Two Roanoke alumni were selected this year. Paige Stewart ’20, a communications and Spanish major from Lititz, Pennsylvania, has been selected for a Fulbright ETA to Taiwan. Nepal and Taiwan are both first-time destinations for Roanoke Fulbright scholars.
Kirchoff, born and raised in Nashville, Tennessee, graduated from Roanoke in the spring of 2017 with a psychology degree and then finished her master’s in educational psychology from the University of Virginia in the fall of 2018. During her time at Roanoke, she saw multiple friends earn Fulbright grants and travel the world with them.
She didn’t consider applying for the program until a few years later, and had a couple choices of how to go about applying. She could have gone through UVA, the bigger and more nationally recognizable school, but then she thought back to all her friends who had earned Fulbrights at Roanoke.

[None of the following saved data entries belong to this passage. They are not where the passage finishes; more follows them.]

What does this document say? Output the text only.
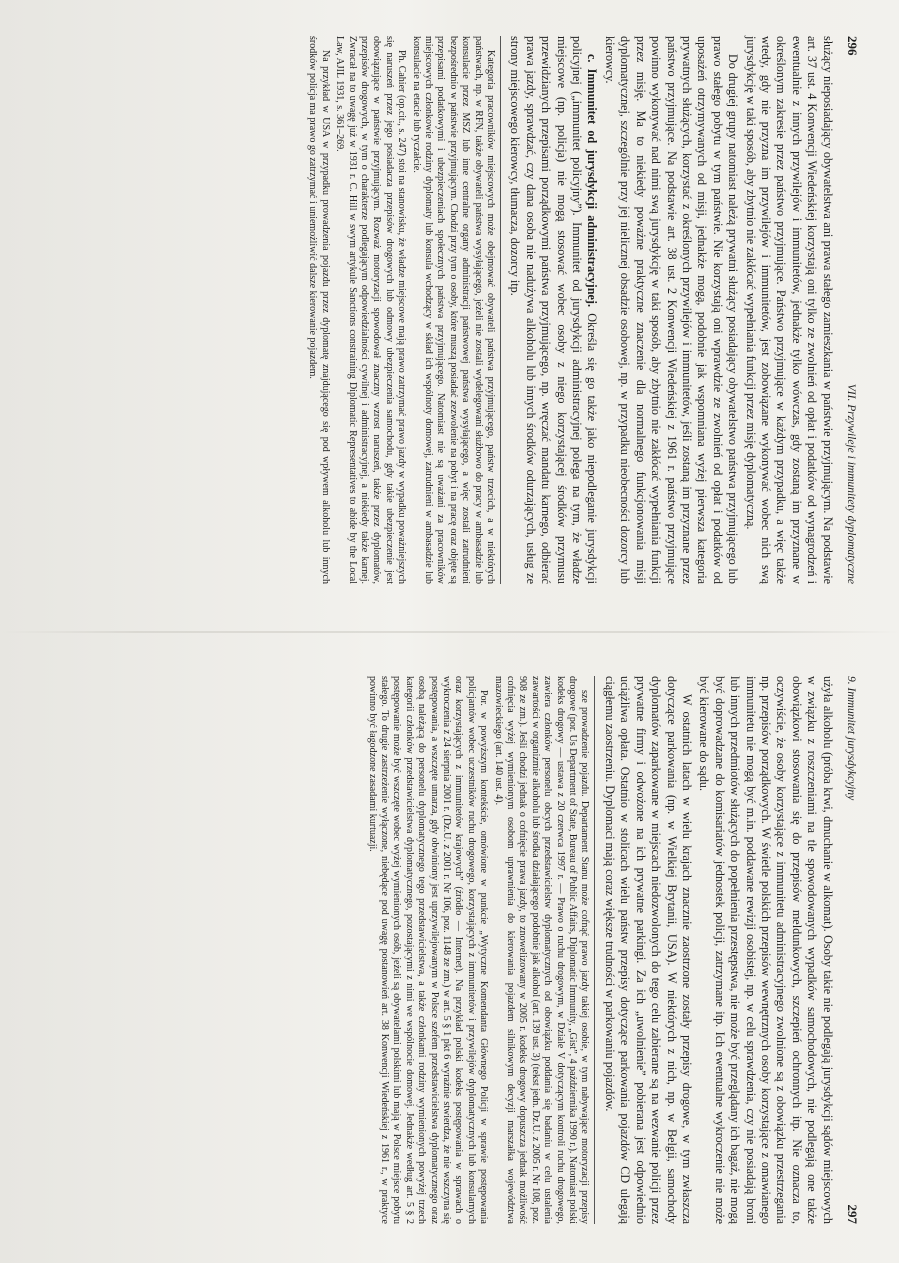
296
VII. Przywileje i immunitety dyplomatyczne

służący nieposiadający obywatelstwa ani prawa stałego zamieszkania w państwie przyjmującym. Na podstawie art. 37 ust. 4 Konwencji Wiedeńskiej korzystają oni tylko ze zwolnień od opłat i podatków od wynagrodzeń i ewentualnie z innych przywilejów i immunitetów, jednakże tylko wówczas, gdy zostaną im przyznane w określonym zakresie przez państwo przyjmujące. Państwo przyjmujące w każdym przypadku, a więc także wtedy, gdy nie przyzna im przywilejów i immunitetów, jest zobowiązane wykonywać wobec nich swą jurysdykcję w taki sposób, aby zbytnio nie zakłócać wypełniania funkcji przez misję dyplomatyczną.

Do drugiej grupy natomiast należą prywatni służący posiadający obywatelstwo państwa przyjmującego lub prawo stałego pobytu w tym państwie. Nie korzystają oni wprawdzie ze zwolnień od opłat i podatków od uposażeń otrzymywanych od misji, jednakże mogą, podobnie jak wspomniana wyżej pierwsza kategoria prywatnych służących, korzystać z określonych przywilejów i immunitetów, jeśli zostaną im przyznane przez państwo przyjmujące. Na podstawie art. 38 ust. 2 Konwencji Wiedeńskiej z 1961 r. państwo przyjmujące powinno wykonywać nad nimi swą jurysdykcję w taki sposób, aby zbytnio nie zakłócać wypełniania funkcji przez misję. Ma to niekiedy poważne praktyczne znaczenie dla normalnego funkcjonowania misji dyplomatycznej, szczególnie przy jej nielicznej obsadzie osobowej, np. w przypadku nieobecności dozorcy lub kierowcy.

c. Immunitet od jurysdykcji administracyjnej. Określa się go także jako niepodleganie jurysdykcji policyjnej („immunitet policyjny”). Immunitet od jurysdykcji administracyjnej polega na tym, że władze miejscowe (np. policja) nie mogą stosować wobec osoby z niego korzystającej środków przymusu przewidzianych przepisami porządkowymi państwa przyjmującego, np. wręczać mandatu karnego, odbierać prawa jazdy, sprawdzać, czy dana osoba nie nadużywa alkoholu lub innych środków odurzających, usług ze strony miejscowego kierowcy, tłumacza, dozorcy itp.

Kategoria pracowników miejscowych może obejmować obywateli państwa przyjmującego, państw trzecich, a w niektórych państwach, np. w RFN, także obywateli państwa wysyłającego, jeżeli nie zostali wydelegowani służbowo do pracy w ambasadzie lub konsulacie przez MSZ lub inne centralne organy administracji państwowej państwa wysyłającego, a więc zostali zatrudnieni bezpośrednio w państwie przyjmującym. Chodzi przy tym o osoby, które muszą posiadać zezwolenie na pobyt i na pracę oraz objęte są przepisami podatkowymi i ubezpieczeniach społecznych państwa przyjmującego. Natomiast nie są uważani za pracowników miejscowych członkowie rodziny dyplomaty lub konsula wchodzący w skład ich wspólnoty domowej, zatrudnieni w ambasadzie lub konsulacie na etacie lub ryczałcie.
Ph. Cahier (op.cit., s. 247) stoi na stanowisku, że władze miejscowe mają prawo zatrzymać prawo jazdy w wypadku poważniejszych się naruszeń przez jego posiadacza przepisów drogowych lub odmowy ubezpieczenia samochodu, gdy takie ubezpieczenie jest obowiązujące w państwie przyjmującym. Rozważ motoryzacji spowodował znaczny wzrost naruszeń, także przez dyplomatów, przepisów drogowych, w tym o charakterze podlegającym odpowiedzialności cywilnej i administracyjnej, a niekiedy także karnej. Zwracał na to uwagę już w 1931 r. C. Hill w swym artykule Sanctions constraining Diplomatic Representatives to abide by the Local Law, AJIL 1931, s. 361–269.
Na przykład w USA w przypadku prowadzenia pojazdu przez dyplomatę znajdującego się pod wpływem alkoholu lub innych środków policja ma prawo go zatrzymać i uniemożliwić dalsze kierowanie pojazdem.
9. Immunitet jurysdykcyjny
297

użyła alkoholu (próba krwi, dmuchanie w alkomat). Osoby takie nie podlegają jurysdykcji sądów miejscowych w związku z roszczeniami na tle spowodowanych wypadków samochodowych, nie podlegają one także obowiązkowi stosowania się do przepisów meldunkowych, szczepień ochronnych itp. Nie oznacza to, oczywiście, że osoby korzystające z immunitetu administracyjnego zwolnione są z obowiązku przestrzegania np. przepisów porządkowych. W świetle polskich przepisów wewnętrznych osoby korzystające z omawianego immunitetu nie mogą być m.in. poddawane rewizji osobistej, np. w celu sprawdzenia, czy nie posiadają broni lub innych przedmiotów służących do popełnienia przestępstwa, nie może być przeglądany ich bagaż, nie mogą być doprowadzane do komisariatów jednostek policji, zatrzymane itp. Ich ewentualne wykroczenie nie może być kierowane do sądu.

W ostatnich latach w wielu krajach znacznie zaostrzone zostały przepisy drogowe, w tym zwłaszcza dotyczące parkowania (np. w Wielkiej Brytanii, USA). W niektórych z nich, np. w Belgii, samochody dyplomatów zaparkowane w miejscach niedozwolonych do tego celu zabierane są na wezwanie policji przez prywatne firmy i odwożone na ich prywatne parkingi. Za ich „uwolnienie” pobierana jest odpowiednio uciążliwa opłata. Ostatnio w stolicach wielu państw przepisy dotyczące parkowania pojazdów CD ulegają ciągłemu zaostrzeniu. Dyplomaci mają coraz większe trudności w parkowaniu pojazdów.

sze prowadzenie pojazdu. Departament Stanu może cofnąć prawo jazdy takiej osobie, w tym nabywające motoryzacji przepisy drogowe (por. Us Department of State, Bureau of Public Affairs, Diplomatic Immunity, „Gist”, 4 października 1990 r.). Natomiast polski kodeks drogowy — ustawa z 20 czerwca 1997 r. — Prawo o ruchu drogowym, w Dziale V dotyczącym kontroli ruchu drogowego, zawiera członków personelu obcych przedstawicielstw dyplomatycznych od obowiązku poddania się badaniu w celu ustalenia zawartości w organizmie alkoholu lub środka działającego podobnie jak alkohol (art. 139 ust. 3) (tekst jedn. Dz.U. z 2005 r. Nr 108, poz. 908 ze zm.). Jeśli chodzi jednak o cofnięcie prawa jazdy, to znowelizowany w 2005 r. kodeks drogowy dopuszcza jednak możliwość cofnięcia wyżej wymienionym osobom uprawnienia do kierowania pojazdem silnikowym decyzji marszałka województwa mazowieckiego (art. 140 ust. 4).
Por. w powyższym kontekście, omówione w punkcie „Wytyczne Komendanta Głównego Policji w sprawie postępowania policjantów wobec uczestników ruchu drogowego, korzystających z immunitetów i przywilejów dyplomatycznych lub konsularnych oraz korzystających z immunitetów krajowych” (źródło — Internet). Na przykład polski kodeks postępowania w sprawach o wykroczenia z 24 sierpnia 2001 r. (Dz.U. z 2001 r. Nr 106, poz. 1148 ze zm.) w art. 5 § 1 pkt 6 wyraźnie stwierdza, że nie wszczyna się postępowania, a wszczęte umarza, gdy obwiniony jest uprzywilejowanym w Polsce szefem przedstawicielstwa dyplomatycznego oraz osobą należącą do personelu dyplomatycznego tego przedstawicielstwa, a także członkami rodziny wymienionych powyżej trzech kategorii członków przedstawicielstwa dyplomatycznego, pozostającymi z nimi we wspólnocie domowej. Jednakże według art. 5 § 2 postępowanie może być wszczęte wobec wyżej wymienionych osób, jeżeli są obywatelami polskimi lub mają w Polsce miejsce pobytu stałego. To drugie zastrzeżenie wyłączone, niebędące pod uwagę postanowień art. 38 Konwencji Wiedeńskiej z 1961 r., w praktyce powinno być łagodzone zasadami kurtuazji.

She thought about the individualized attention they got, and how familiar the advisors were with the students. Kirchoff saw that hundreds of UVA students were applying for Fulbrights, while only about a dozen Roanoke students were submitting applications.
So Kirchoff reached out to Major Scholarships and Fellowships Director Jenny Rosti, who already knew Kirchoff by name.
“It just made more sense to me to go with someone who knew more about me and knew more about my experiences,” Kirchoff said. “Even though UVA’s a bigger name, a bigger school, it just made more sense for me to go with Jenny. She knew me, you know?”
Rosti said she was elated to have Kirchoff come to her in the spring of 2019 for help with the application.
“Knowing several of our students who had received Fulbrights, she said she figured she would receive more personal attention from us than from the larger school,” Rosti said.
“It just made more sense to me to go with someone who knew more about me and knew more about my experiences. Even though UVA’s a bigger name, a bigger school, it just made more sense for me to go with (Roanoke Major Scholarships and Fellowships Director) Jenny (Rosti). She knew me, you know?”
Claire Kirchoff '17, on why she chose a Fulbright advisor from Roanoke instead of UVA
The story of Kirchoff’s interest in Nepal begins in a small village in Nicaragua and ends in a Charlottesville middle school.
While she was a student at Roanoke, Kirchoff went to a village in Nicaragua with a few other students to help them conduct research for a senior thesis.
“I absolutely fell in love with the country and living in a village and being disconnected from greater society,” Kirchoff said. “I was like, ‘This is great. When can I do this again?’”
While she was finishing her master’s at UVA, she tutored middle school students in Charlottesville. She found there’s a surprisingly large Nepali population in Charlottesville, and she was fascinated to compare her experience to theirs. Not only did she tutor them in English, but she traded stories with the students and learned about the differences in their cultures and upbringings.
“We had a lot of conversations comparing what school is like here in America and what it was like back in Nepal and the differences in the teaching and the differences in just being at school,” Kirchoff said. “Being at school is different, and the environment is different for them.”
When she was applying for Fulbright, she learned that she didn’t speak Spanish at a level high enough to go to a Spanish-speaking country such as Nicaragua. But there wasn’t a language requirement for Nepal, and Kirchoff had a personal connection to Nepali immigrants. So she applied for the program in Nepal — and got it.
Kirchoff hopes her time in Nepal also helps her continue her educational pursuits She’s aiming to get a Ph.D. in educational psychology (building off her current master’s, specifically examining the role of education in rural countries that haven’t been Westernized. While the bigger cities in Nepal such as Kathmandu are somewhat westernized, the rural areas are not, Kirchoff said.
“Out in the country, they have very little connection with the outside world, and I’m very interested in how much of a role education and Western classroom settings play in that world,” Kirchoff said.
Kirchoff and the others selected for the Fulbright programs are carefully monitoring the state of international travel amid the COVID-19 pandemic, but she’s hopeful that the world will return to normal by next March.